Khomeini höchst selbst hat damals den Expertenrat ignoriert, bzw überstimmt! Montazeri wurde vom Rat als Nachfolger Khomeinis nach dessen Tod bestimmt. Khomeini wollte das am Ende nicht mehr und hat diese Entscheidung kurz vor seinem Tod einfach revidiert. Laut Verfassung der IRI hatte er aber garnicht das Recht dazu. Dieses obliegt einzig und alleine dem Expertenrat. Khomeini war den Iranern damals (und noch heute) so heilig, dass er praktisch alles nach Belieben umgehen und regeln konnte. Das durfte er laut Verfassung aber nicht! Stattdessen hat er, (!!!)übrigens mit tatkräftiger Unterstützung Rafsanjanis(!!!), Khamanei zu seinem Nachfolger bestimmt. Das war eine eklatante Verletzung der Verfassung der IRI. Der Expertenrat wurde hier ausgehebelt.
Rafsanjani hatte nun zuletzt den Vorsitz über dieses derzeit 86 köpfige Gremium. Die Stimme Rafsanjanis zählt bei Abstimmungen einfach. Der Vorsitzende leitet die Diskussion und durch die Ordnungspunkte. Er ist der Moderator und Sprecher dieses Gremiums. Mehr nicht! Rafsanjani wurde über dies nicht abgesägt, sondern hat selbst seinen Rücktritt erklärt. Die Hintergründe sind im Augenblick nicht klar. Möglicherweise hat Khamanei ihm gesteckt, dass er gar nicht daran denkt ihn als seinen Nachfolger zu empfehlen. Aber das ist Spekulation. Deine Interpretation, Samun, eines schleichenden Machtverlusts "der Revolutionsgremien" die sich durch den Rücktritt Rafsanjanis nun deutlich macht, ist insofern eine gravierende Fehleinschätzung. Dieses Gremium konnte keine Macht mehr verlieren.
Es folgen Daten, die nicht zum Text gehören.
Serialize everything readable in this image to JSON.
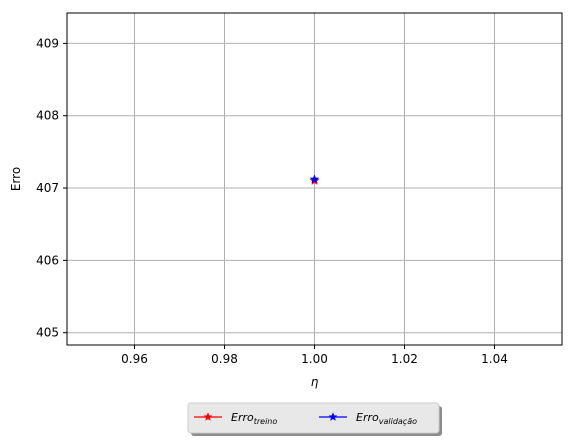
{
  "chart_data": {
    "type": "line",
    "title": "",
    "xlabel": "η",
    "ylabel": "Erro",
    "xlim": [
      0.945,
      1.055
    ],
    "ylim": [
      404.83,
      409.42
    ],
    "xticks": [
      0.96,
      0.98,
      1.0,
      1.02,
      1.04
    ],
    "xtick_labels": [
      "0.96",
      "0.98",
      "1.00",
      "1.02",
      "1.04"
    ],
    "yticks": [
      405,
      406,
      407,
      408,
      409
    ],
    "ytick_labels": [
      "405",
      "406",
      "407",
      "408",
      "409"
    ],
    "grid": true,
    "legend_placement": "bottom-center-outside",
    "series": [
      {
        "name_main": "Erro",
        "name_sub": "treino",
        "color": "#ff0000",
        "marker": "star",
        "x": [
          1.0
        ],
        "y": [
          407.1
        ]
      },
      {
        "name_main": "Erro",
        "name_sub": "validação",
        "color": "#0000ff",
        "marker": "star",
        "x": [
          1.0
        ],
        "y": [
          407.12
        ]
      }
    ]
  }
}
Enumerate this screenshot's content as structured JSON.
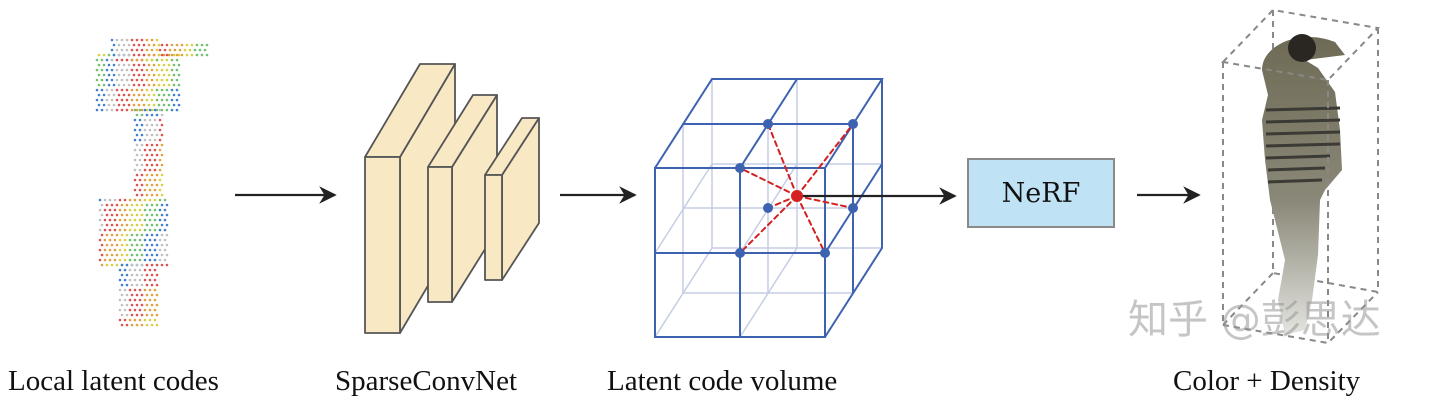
{
  "labels": {
    "input": "Local latent codes",
    "network": "SparseConvNet",
    "volume": "Latent code volume",
    "nerf": "NeRF",
    "output": "Color + Density"
  },
  "watermark": "知乎 @彭思达",
  "colors": {
    "block_fill": "#f8e8c4",
    "grid_blue": "#3d63b0",
    "grid_light": "#c5cde6",
    "vertex_dot": "#3d63b0",
    "query_point": "#d42020",
    "nerf_fill": "#bfe3f5",
    "arrow": "#222222"
  }
}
Gegenüber der übermächtigen Gestalt Khomeinis hat er nie eine Chance. Diesem Gremium wurde vom "Revolutionsgranden" schlechthin, Khomeini, seine Macht 1989 entzogen. Die Pasdaran haben damit überhaupt nichts zu tun. Insofern ist Deine Aussage auch so falsch, wie sie nur sein kann.
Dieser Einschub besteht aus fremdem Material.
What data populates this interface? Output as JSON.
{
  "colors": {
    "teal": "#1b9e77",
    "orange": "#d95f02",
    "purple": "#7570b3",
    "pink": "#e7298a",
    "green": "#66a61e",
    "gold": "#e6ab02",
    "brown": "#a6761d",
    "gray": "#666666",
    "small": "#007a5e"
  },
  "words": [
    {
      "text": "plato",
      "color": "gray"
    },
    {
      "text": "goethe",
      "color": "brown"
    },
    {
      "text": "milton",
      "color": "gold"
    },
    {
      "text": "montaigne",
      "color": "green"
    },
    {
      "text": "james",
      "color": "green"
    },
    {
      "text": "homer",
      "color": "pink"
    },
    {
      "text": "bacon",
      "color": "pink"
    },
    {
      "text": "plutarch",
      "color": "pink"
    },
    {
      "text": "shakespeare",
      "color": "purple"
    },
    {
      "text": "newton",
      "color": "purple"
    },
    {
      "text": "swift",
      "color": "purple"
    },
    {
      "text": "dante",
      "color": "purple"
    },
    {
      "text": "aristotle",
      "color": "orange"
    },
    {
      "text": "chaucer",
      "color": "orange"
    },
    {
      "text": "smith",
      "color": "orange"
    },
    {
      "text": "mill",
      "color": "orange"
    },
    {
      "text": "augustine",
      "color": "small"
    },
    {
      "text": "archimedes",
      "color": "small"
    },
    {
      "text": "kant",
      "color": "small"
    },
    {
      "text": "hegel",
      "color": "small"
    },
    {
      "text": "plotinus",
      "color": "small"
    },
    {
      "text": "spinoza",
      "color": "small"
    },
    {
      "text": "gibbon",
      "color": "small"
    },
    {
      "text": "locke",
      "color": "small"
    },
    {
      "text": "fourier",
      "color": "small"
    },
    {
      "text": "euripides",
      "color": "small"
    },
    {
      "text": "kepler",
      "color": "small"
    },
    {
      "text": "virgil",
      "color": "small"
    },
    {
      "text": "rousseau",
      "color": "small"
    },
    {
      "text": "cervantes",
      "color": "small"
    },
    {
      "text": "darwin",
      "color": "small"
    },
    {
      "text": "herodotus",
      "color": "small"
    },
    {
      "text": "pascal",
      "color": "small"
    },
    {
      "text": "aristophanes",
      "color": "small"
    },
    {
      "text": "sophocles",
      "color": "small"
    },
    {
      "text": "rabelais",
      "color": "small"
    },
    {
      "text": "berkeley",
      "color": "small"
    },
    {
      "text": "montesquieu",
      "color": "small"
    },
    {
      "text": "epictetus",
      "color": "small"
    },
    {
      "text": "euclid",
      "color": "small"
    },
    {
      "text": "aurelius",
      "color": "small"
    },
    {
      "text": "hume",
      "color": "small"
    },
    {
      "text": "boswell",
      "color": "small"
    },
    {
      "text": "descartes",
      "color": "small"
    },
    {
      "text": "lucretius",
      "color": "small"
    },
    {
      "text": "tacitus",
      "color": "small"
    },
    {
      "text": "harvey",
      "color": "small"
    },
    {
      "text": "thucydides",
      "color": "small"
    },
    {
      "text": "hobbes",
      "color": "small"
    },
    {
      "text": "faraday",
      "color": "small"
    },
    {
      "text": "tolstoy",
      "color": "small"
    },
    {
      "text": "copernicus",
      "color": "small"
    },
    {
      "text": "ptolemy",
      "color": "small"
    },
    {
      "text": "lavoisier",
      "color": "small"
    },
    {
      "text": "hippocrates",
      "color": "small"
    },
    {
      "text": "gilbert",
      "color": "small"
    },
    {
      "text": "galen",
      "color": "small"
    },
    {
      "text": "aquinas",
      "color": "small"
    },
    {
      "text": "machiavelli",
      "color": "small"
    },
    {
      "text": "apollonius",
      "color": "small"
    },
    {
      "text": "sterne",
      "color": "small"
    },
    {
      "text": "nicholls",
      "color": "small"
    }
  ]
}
Ich finde es amüsant, wie pauschal jedes Mitglied der Regierung welches mal vermeintlich an Macht bzw. einen prominenten Posten verliert, sofort im Westen zum Helden stilisiert wird. Der "Grüne" Khatami war zwei Legislaturperioden Präsident und in dieser Zeit "Feind", seine Moschee in Hamburg wird seit je her vom Verfassungsschutz beobachtet während er heute zugleich in amerikanische Universitäten und zu Menschrechtsveranstaltungen eingeladen wird. Der konservative Rafsanjani war ebenfalls zwei Legislaturperioden Präsident und in dieser Zeit "Feind", während er heute unterverhofft zur "liberalen Kraft" ernannt wird. Ahmadinejad ist heute der Feind, während die Feinde von damals nun die Helden von heute sind.